Based on community feedback, the updated draft has some welcome changes, but omits a key request.
The agreement did not incorporate the recommendation from Friends of Caltrain, members of the Local Policy Maker Working Group and others that Caltrain should be the lead agency for post-electrification projects. Instead, there is language stating that the High Speed Rail Authority will be the lead agency for future projects but Caltrain will represent the interests of communities on the corridor.
If this is not changed, it sets the stage for some difficult times perhaps a decade or more from now, when High Speed Rail gets to the Peninsula. High level traffic study results indicate that adding High Speed Trails will put more pressure on remaining at-grade intersections. There will be intense discussions about grade separations, possible passing tracks, and station changes, whose design will have big consequences for local communities. Perhaps by then the High Speed Rail Authority will have the capability to work closely and respectfully with local communities.
On the bright side, the new agreement explicitly terminates the obsolete 2004 and 2009 Agreements between Caltrain and HSR, which refer to the old dedicated four-track design. The clarity in the new agreement is another helpful step in confirming the blended system approach.
The document includes the priority of speedy delivery of Caltrain electrification no later than 2019.
The agreement also explicitly calls out the need for Caltrain and High Speed Rail to work together to comply with legal reporting requirements.
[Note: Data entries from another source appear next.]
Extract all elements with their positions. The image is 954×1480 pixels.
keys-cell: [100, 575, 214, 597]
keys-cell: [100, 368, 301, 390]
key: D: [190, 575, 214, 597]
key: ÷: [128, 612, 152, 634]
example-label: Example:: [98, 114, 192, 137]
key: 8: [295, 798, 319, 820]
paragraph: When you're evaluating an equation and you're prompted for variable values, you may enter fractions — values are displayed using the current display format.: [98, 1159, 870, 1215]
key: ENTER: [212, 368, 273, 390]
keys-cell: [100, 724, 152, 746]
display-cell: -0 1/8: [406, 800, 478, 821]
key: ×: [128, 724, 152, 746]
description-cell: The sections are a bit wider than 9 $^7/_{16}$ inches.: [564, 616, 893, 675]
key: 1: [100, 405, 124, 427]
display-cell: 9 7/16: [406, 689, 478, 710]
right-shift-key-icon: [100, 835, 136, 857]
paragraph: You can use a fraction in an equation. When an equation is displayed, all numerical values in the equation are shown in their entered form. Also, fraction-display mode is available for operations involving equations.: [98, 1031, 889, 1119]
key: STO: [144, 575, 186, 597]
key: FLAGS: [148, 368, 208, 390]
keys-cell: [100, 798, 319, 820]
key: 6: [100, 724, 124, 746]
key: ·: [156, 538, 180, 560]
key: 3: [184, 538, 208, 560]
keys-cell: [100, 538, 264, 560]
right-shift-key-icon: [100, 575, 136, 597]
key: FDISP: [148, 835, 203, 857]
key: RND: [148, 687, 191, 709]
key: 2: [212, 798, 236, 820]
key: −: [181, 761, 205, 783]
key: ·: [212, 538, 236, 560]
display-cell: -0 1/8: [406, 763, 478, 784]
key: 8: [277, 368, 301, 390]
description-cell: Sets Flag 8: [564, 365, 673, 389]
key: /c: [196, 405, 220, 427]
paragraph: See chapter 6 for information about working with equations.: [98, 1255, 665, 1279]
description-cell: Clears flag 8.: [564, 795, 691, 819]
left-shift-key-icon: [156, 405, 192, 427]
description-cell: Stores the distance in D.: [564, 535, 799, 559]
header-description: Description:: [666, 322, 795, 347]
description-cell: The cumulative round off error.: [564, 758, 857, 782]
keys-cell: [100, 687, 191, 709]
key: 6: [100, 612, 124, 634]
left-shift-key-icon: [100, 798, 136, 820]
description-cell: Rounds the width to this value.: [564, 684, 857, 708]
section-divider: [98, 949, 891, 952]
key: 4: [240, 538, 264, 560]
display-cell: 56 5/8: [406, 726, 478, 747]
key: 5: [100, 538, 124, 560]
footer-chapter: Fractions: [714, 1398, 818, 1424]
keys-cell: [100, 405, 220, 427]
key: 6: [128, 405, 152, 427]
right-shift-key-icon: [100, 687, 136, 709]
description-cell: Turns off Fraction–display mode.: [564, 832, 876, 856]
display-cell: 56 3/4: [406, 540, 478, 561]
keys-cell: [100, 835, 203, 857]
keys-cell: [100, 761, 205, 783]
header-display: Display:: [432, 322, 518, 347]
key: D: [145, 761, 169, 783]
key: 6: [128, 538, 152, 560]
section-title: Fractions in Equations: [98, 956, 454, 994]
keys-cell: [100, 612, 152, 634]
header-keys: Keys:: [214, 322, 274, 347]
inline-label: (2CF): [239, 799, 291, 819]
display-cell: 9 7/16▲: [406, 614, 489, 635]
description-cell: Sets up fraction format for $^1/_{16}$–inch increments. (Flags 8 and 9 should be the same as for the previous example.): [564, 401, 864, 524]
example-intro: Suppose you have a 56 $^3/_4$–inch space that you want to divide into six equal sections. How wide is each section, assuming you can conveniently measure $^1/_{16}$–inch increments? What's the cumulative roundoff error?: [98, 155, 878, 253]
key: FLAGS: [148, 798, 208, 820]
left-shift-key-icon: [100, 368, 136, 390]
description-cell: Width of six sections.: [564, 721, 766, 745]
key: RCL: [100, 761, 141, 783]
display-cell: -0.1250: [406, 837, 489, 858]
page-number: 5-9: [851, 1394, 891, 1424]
This will help prevent any risk to funding caused by reporting technicalities.
There are a number of topics that the MOU outlines for future collaboration and decisions. Caltrain and High Speed Rail agree to work together in the future to develop cost sharing arrangements, as well as design, construction and operational decisions including scheduling, boarding, and maintenance issues.
The agreement does not incorporate the recommendation that Caltrain own additional tracks on the corridor. Instead, “ownership of future improvements and associated additional right of way required to implement the Blended System will be the subject of a future agreement between the parties.
One missing item, in the list of topics for future collaboration, is a plan to work together to secure funding for grade separations and other blended system improvements. This MOU commits Caltrain and the High Speed Rail authority to work together to secure approval and release of Prop1A funds, but not beyond that. Meanwhile, the 9-party agreement brokered by the Metropolitan Transportation Commission to fund Caltrain electrification does includes language about pursuing funding for further projects to advance the blended system (such as the Downtown Extension to Transbay Terminal, grade separations, and possible passing tracks.
It would be good to call out the need for Caltrain and High Speed Rail to collaborate closely together on raising money for the next steps in the blended system.
The board will take feedback and hold discussion on February 7, and vote on the agreement at its March meeting.